My friend and I agreed to close our eyes before the movie started and imagine Oatu the Watcher on screen, saying "The Multiverse is a tangled skien of blah blah blah and WHAT IF John Cnstantine had been born Keanu Reeves?"

...then I decided the movie also needed Oatu's wrap-up afterwards, where he lets us know, with a sly wink, that "...two weeks later he was up to his old tricks, two packs a day and trying to get to help him find the virgin ein sof."
 
 
Ganesh
09:59 / 06.03.05
When I say "Englishness", yes, I'm partly talking about Constantine's rumpled fatalism but also the more literal stuff that roots the character, for me, in Thatcher/Reagan era Britain: the slightly-naff red-double-decker-bus Londony touches; the satirical juxtaposing of 'greed is good' City yuppies and demons; the sense of the underground (New Age types in caravans) being threatened by sinister, often Government-aligned agencies (references to the Battle of the Beanfield, etc.), creepy conspiracy theory Christianity. For me, Delano's version of the character conjures up a relatively specific 'feel' of time and place, and I think a lot is lost by shifting him to an anonymised noir context.

The same thing would happen if one took Tintin or Nikolai Dante and transposed them to modern-day Hollywood America. Shorn of specific cultural context, the characters become (more) generic and, to me, much less interesting.
 
 
sleazenation
12:21 / 06.03.05
Hey, I've got a great idea - lets take The world's greatest detective, Sherlock Holmes that perculiarly Victorian/Edwardian English super sleuth and make him American - we can put him in modern Florida and call it 'Sherlock Holmes in Miami'*. He could use all the latest forensic techniques and he could be really successful with the ladies. Of course we'd have to lose the cocaine addiction...

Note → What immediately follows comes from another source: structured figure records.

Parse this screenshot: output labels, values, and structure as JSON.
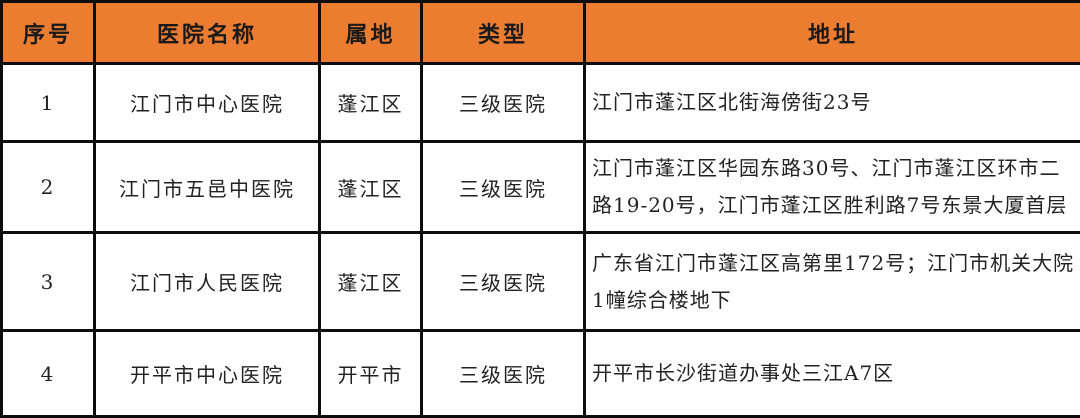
{
  "table": {
    "columns": [
      {
        "label": "序号"
      },
      {
        "label": "医院名称"
      },
      {
        "label": "属地"
      },
      {
        "label": "类型"
      },
      {
        "label": "地址"
      }
    ],
    "rows": [
      {
        "index": "1",
        "name": "江门市中心医院",
        "region": "蓬江区",
        "type": "三级医院",
        "address": "江门市蓬江区北街海傍街23号"
      },
      {
        "index": "2",
        "name": "江门市五邑中医院",
        "region": "蓬江区",
        "type": "三级医院",
        "address": "江门市蓬江区华园东路30号、江门市蓬江区环市二路19-20号，江门市蓬江区胜利路7号东景大厦首层"
      },
      {
        "index": "3",
        "name": "江门市人民医院",
        "region": "蓬江区",
        "type": "三级医院",
        "address": "广东省江门市蓬江区高第里172号；江门市机关大院1幢综合楼地下"
      },
      {
        "index": "4",
        "name": "开平市中心医院",
        "region": "开平市",
        "type": "三级医院",
        "address": "开平市长沙街道办事处三江A7区"
      }
    ]
  },
  "colors": {
    "header_background": "#ec7c30",
    "border": "#0d0d0d",
    "header_text": "#1a1a1a",
    "body_text": "#222222"
  }
}
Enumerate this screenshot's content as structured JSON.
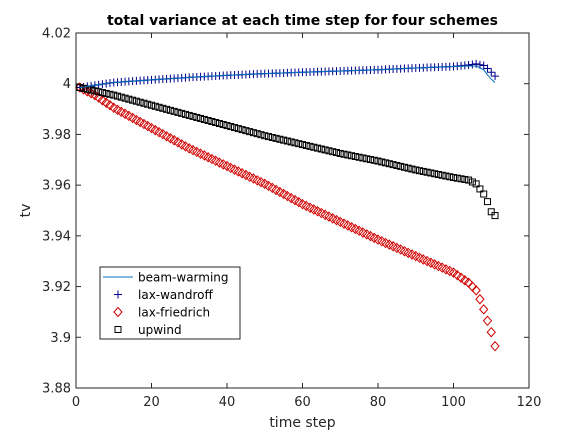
{
  "chart_data": {
    "type": "line",
    "title": "total variance at each time step for four schemes",
    "xlabel": "time step",
    "ylabel": "tv",
    "xlim": [
      0,
      120
    ],
    "ylim": [
      3.88,
      4.02
    ],
    "xticks": [
      0,
      20,
      40,
      60,
      80,
      100,
      120
    ],
    "yticks": [
      3.88,
      3.9,
      3.92,
      3.94,
      3.96,
      3.98,
      4,
      4.02
    ],
    "xtick_labels": [
      "0",
      "20",
      "40",
      "60",
      "80",
      "100",
      "120"
    ],
    "ytick_labels": [
      "3.88",
      "3.9",
      "3.92",
      "3.94",
      "3.96",
      "3.98",
      "4",
      "4.02"
    ],
    "grid": false,
    "legend_position": "bottom-left",
    "series": [
      {
        "name": "beam-warming",
        "style": "line",
        "color": "#0072BD",
        "x": [
          1,
          10,
          20,
          30,
          40,
          50,
          60,
          70,
          80,
          90,
          100,
          104,
          106,
          108,
          109,
          110,
          111
        ],
        "y": [
          3.9985,
          4.0005,
          4.0015,
          4.0025,
          4.0033,
          4.004,
          4.0045,
          4.005,
          4.0055,
          4.0062,
          4.0068,
          4.007,
          4.007,
          4.0055,
          4.0035,
          4.0018,
          4.0005
        ]
      },
      {
        "name": "lax-wandroff",
        "style": "marker",
        "marker": "plus",
        "color": "#00008B",
        "x": [
          1,
          10,
          20,
          30,
          40,
          50,
          60,
          70,
          80,
          90,
          100,
          104,
          106,
          108,
          109,
          110,
          111
        ],
        "y": [
          3.9985,
          4.0005,
          4.0015,
          4.0025,
          4.0033,
          4.004,
          4.0045,
          4.005,
          4.0055,
          4.0062,
          4.0068,
          4.0074,
          4.0078,
          4.0072,
          4.006,
          4.0045,
          4.003
        ]
      },
      {
        "name": "lax-friedrich",
        "style": "marker",
        "marker": "diamond",
        "color": "#D00000",
        "x": [
          1,
          5,
          10,
          20,
          30,
          40,
          50,
          60,
          70,
          80,
          90,
          100,
          104,
          106,
          107,
          108,
          109,
          110,
          111
        ],
        "y": [
          3.9985,
          3.9955,
          3.9905,
          3.9825,
          3.9745,
          3.9675,
          3.9605,
          3.9525,
          3.9455,
          3.9385,
          3.932,
          3.9255,
          3.9215,
          3.9185,
          3.915,
          3.911,
          3.9065,
          3.902,
          3.8965
        ]
      },
      {
        "name": "upwind",
        "style": "marker",
        "marker": "square",
        "color": "#000000",
        "x": [
          1,
          10,
          20,
          30,
          40,
          50,
          60,
          70,
          80,
          90,
          100,
          104,
          106,
          107,
          108,
          109,
          110,
          111
        ],
        "y": [
          3.9985,
          3.9955,
          3.9915,
          3.9875,
          3.9835,
          3.9795,
          3.976,
          3.9725,
          3.9695,
          3.966,
          3.963,
          3.962,
          3.9605,
          3.9585,
          3.9565,
          3.9535,
          3.9495,
          3.948
        ]
      }
    ]
  }
}
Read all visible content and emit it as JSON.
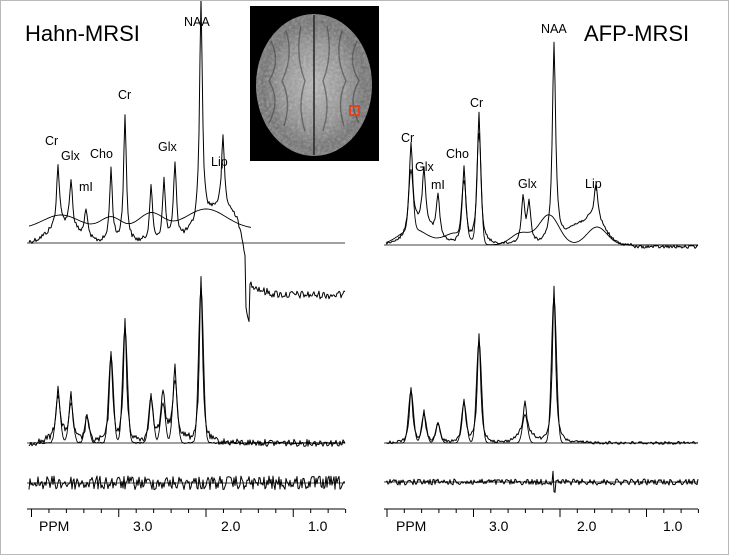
{
  "panels": [
    {
      "title": "Hahn-MRSI",
      "peak_labels": [
        "Cr",
        "Glx",
        "mI",
        "Cho",
        "Cr",
        "Glx",
        "NAA",
        "Lip"
      ],
      "axis": {
        "unit_label": "PPM",
        "tick_labels": [
          "3.0",
          "2.0",
          "1.0"
        ]
      }
    },
    {
      "title": "AFP-MRSI",
      "peak_labels": [
        "Cr",
        "Glx",
        "mI",
        "Cho",
        "Cr",
        "Glx",
        "NAA",
        "Lip"
      ],
      "axis": {
        "unit_label": "PPM",
        "tick_labels": [
          "3.0",
          "2.0",
          "1.0"
        ]
      }
    }
  ],
  "mri_inset": {
    "roi_color": "#e8401c"
  },
  "colors": {
    "line": "#000000",
    "frame": "#b9b9b9"
  }
}
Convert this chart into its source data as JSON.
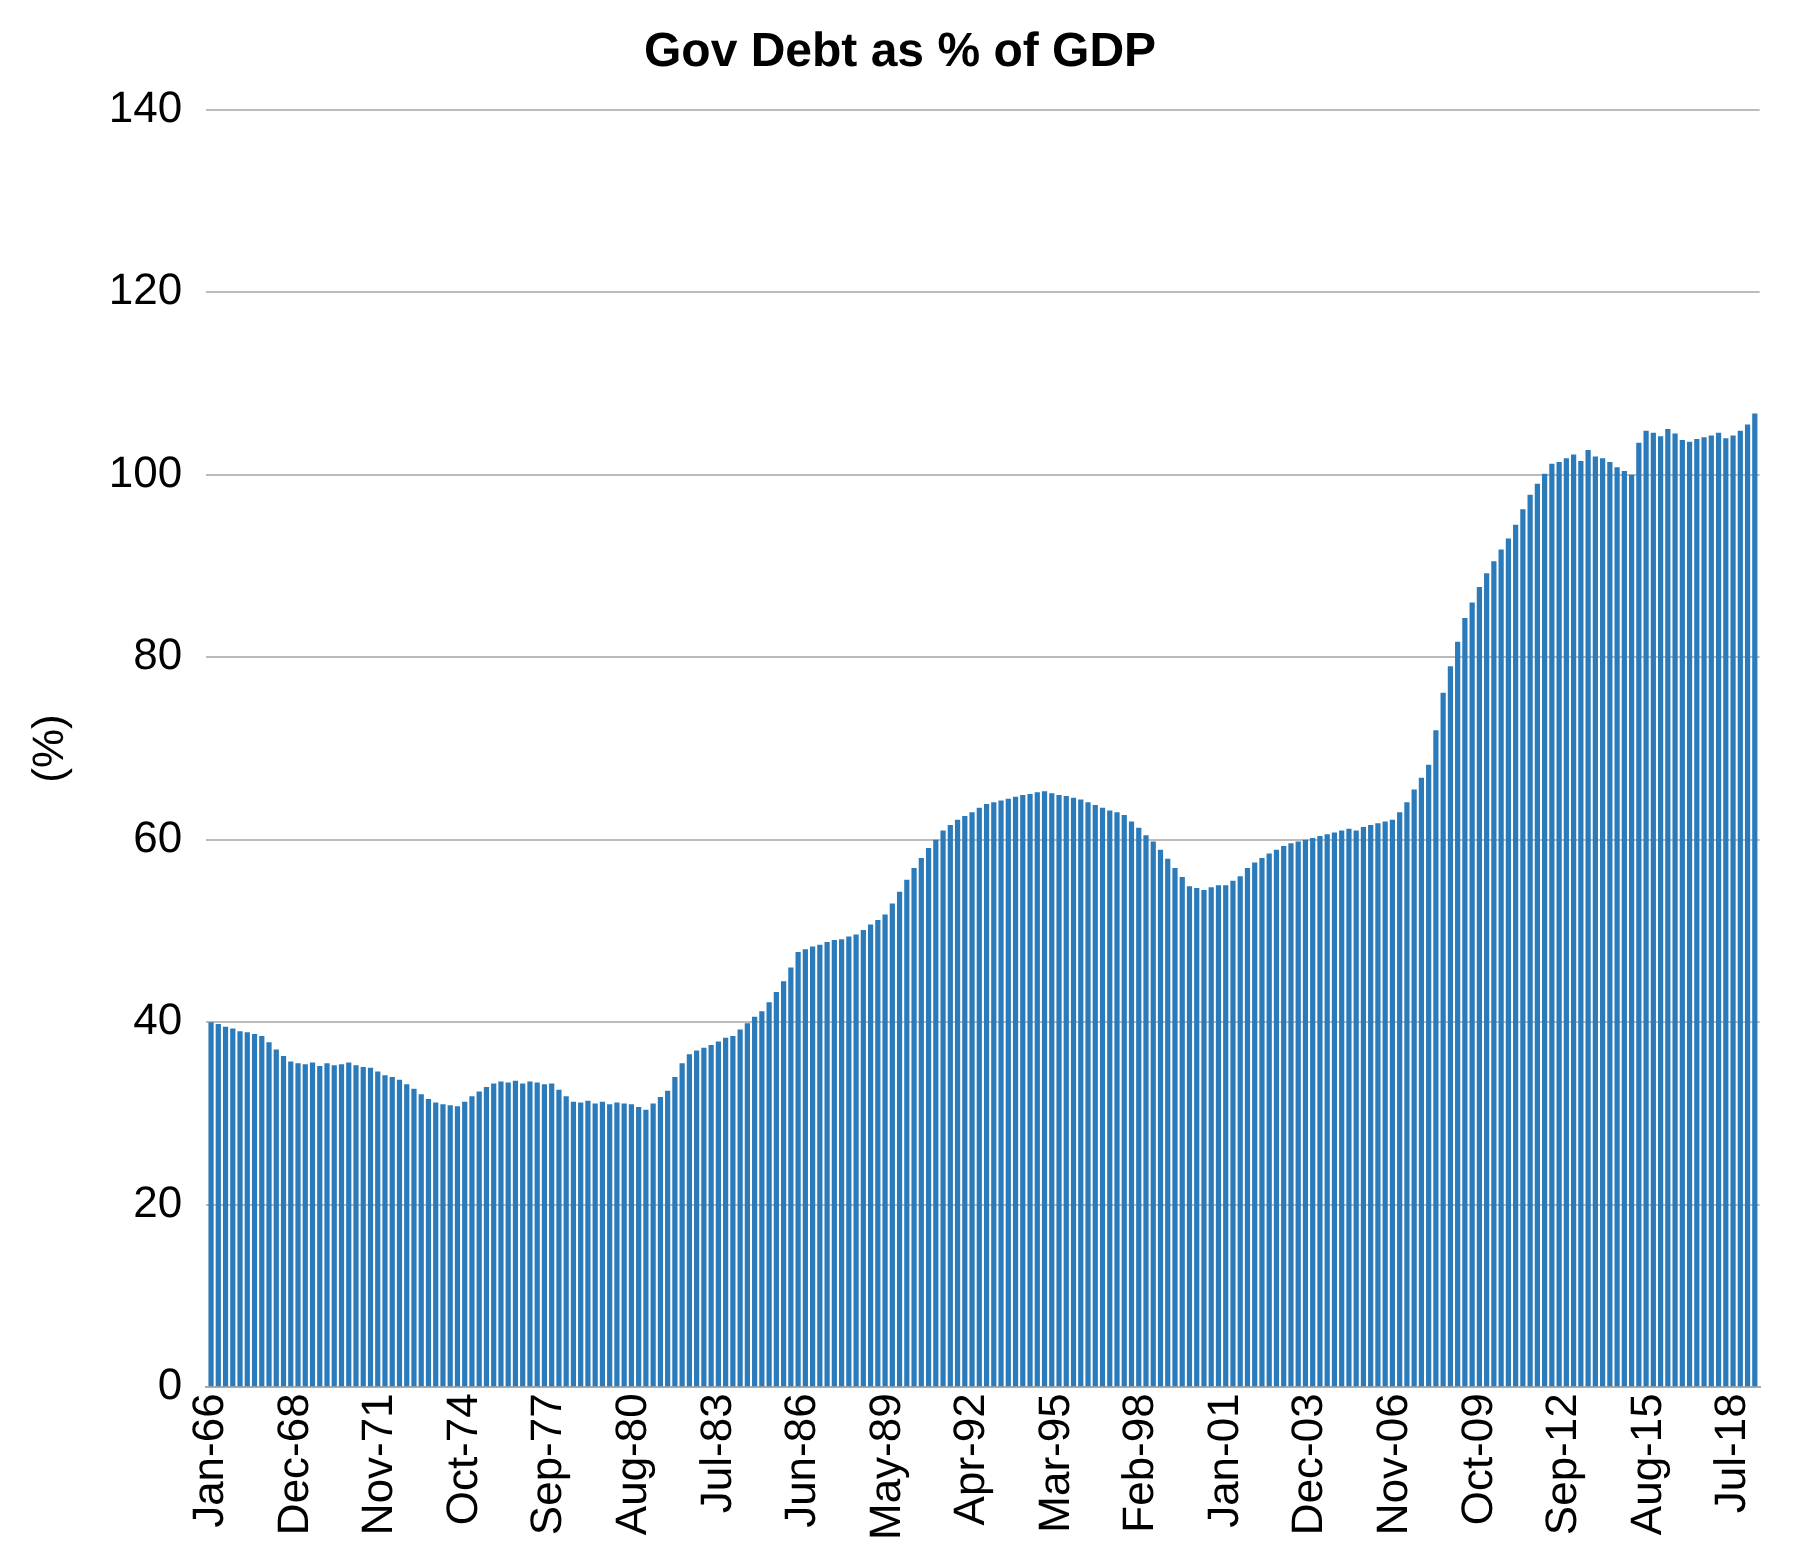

*If you can tell me what this refers to you will win friends and influence people...
 
 
DavidXBrunt
15:15 / 06.03.05
Cruise of the Gods.
 
 
Joetheneophyte
18:32 / 06.03.05
and I demand that we recognise that Constantine is at heart a scouser (LIVERPOOL RESIDENT)

We do the fatalistic, downtrodden, 'loser' just about better than anybody in the UK.....and we are sarcastic bastards as well

Constantine was a Liverpool Lad who moved to Northhampton and then London, he has been a relative outsider from his early years and that must be one weird accent he has, if he has picked up the lingo from all his residences

Scousers speak fast and nasal, from the evidence of Alan Moore, people from Northhampton nearly have a Birmingham type drawl and then London accents are more brash and far back


strange mixture

haven't seen the movie but the thought of Keanu doing any of the above makes me chuckle. He is wooden enough to carry of 'Worzel'eze' and that is about it

As for the question in hand, why not?

I probably wouldn't buy it but DC have enough Elseworlds' titles and it might work as a commercial success. Sad thing is I hope that this does not consume the original idea............
NO on second thoughts, we have had enough US re-writing of historical fact and I'll be damned if they fuck up a great idea with Hollywood driven nonsense

No I have changed my mind, I hope the DO NOT do this
 
 
Haus of Mystery
10:29 / 07.03.05
Well that's settled then.
 
 
miss wonderstarr
16:34 / 07.03.05
Constantine was a Liverpool Lad who moved to Northhampton and then London,

Surely Newcastle and Louisiana must feature.